Given the constraints of the shareholder structure, expansion of the free float is likely to be limited, and Fujiya’s materialisation of a TOB remains the most significant event. Depending on how this unfolds, the company’s valuation may shift considerably.
The company’s greatest strength lies in its “brand power.” It has succeeded in delivering value beyond price through the monthly release of new flavours responding to diversified visit motives, collaborations with popular characters, and the patisserie-style evolution of ice cream cakes. New store designs such as “F1 (Flavor First)” and “MOMENTS” have also proved effective, and 33 stores have recently completed full renovations. These initiatives have improved customer satisfaction, leading to higher spending per customer and continued same-store sales growth.

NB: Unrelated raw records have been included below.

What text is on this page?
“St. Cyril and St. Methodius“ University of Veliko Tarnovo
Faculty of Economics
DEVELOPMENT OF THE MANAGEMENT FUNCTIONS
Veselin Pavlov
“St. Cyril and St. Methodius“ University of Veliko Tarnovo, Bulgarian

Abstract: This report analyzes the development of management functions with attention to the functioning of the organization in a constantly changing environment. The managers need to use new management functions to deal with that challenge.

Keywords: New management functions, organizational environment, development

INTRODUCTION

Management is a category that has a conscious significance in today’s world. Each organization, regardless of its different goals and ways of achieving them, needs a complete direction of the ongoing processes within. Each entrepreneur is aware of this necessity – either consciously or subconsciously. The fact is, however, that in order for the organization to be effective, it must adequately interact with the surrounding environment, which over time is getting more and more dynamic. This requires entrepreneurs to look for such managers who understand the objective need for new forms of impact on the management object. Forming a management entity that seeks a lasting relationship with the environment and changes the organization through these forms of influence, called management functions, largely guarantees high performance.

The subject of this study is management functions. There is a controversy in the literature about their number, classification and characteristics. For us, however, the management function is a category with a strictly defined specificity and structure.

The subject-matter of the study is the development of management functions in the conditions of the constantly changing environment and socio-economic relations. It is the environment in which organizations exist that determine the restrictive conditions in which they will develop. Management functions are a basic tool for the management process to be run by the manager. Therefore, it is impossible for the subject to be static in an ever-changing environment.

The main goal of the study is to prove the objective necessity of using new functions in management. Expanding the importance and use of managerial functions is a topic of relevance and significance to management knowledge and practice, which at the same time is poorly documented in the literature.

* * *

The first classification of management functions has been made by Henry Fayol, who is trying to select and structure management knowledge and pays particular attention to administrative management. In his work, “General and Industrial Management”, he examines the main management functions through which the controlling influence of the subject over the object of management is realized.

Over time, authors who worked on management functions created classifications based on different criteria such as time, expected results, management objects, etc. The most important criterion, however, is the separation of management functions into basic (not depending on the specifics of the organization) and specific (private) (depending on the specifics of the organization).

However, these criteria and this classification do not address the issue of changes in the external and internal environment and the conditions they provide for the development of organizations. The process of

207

In addition, the “31Club” membership app has exceeded 9 million registered users and now accounts for more than 40% of total sales, further strengthening its role as a base of repeat customers. Mobile ordering and the introduction of digital signage have also contributed to sales growth due to digital investment.
The shareholder structure is dominated by the two major shareholders, Fujiya and Inspire Brands, holding 75.96% of the shares together.
As of the end of May 2025, the ownership ratio of the total number of issued shares is as follows:
The top seven shareholders account for 78.78%, meaning that the number of shares effectively in circulation is limited. As of the end of March 2025, the tradable share ratio stood at 22.93%, which is close to the Standard Market’s continued listing requirement of 25%. Further measures are required to comply with the listing standard.
The rigidity of the shareholder structure remains a constraint on market valuation. Still, changes in capital policy through a TOB or adjustments to shareholding ratios could serve as opportunities for revaluation in the medium to long term.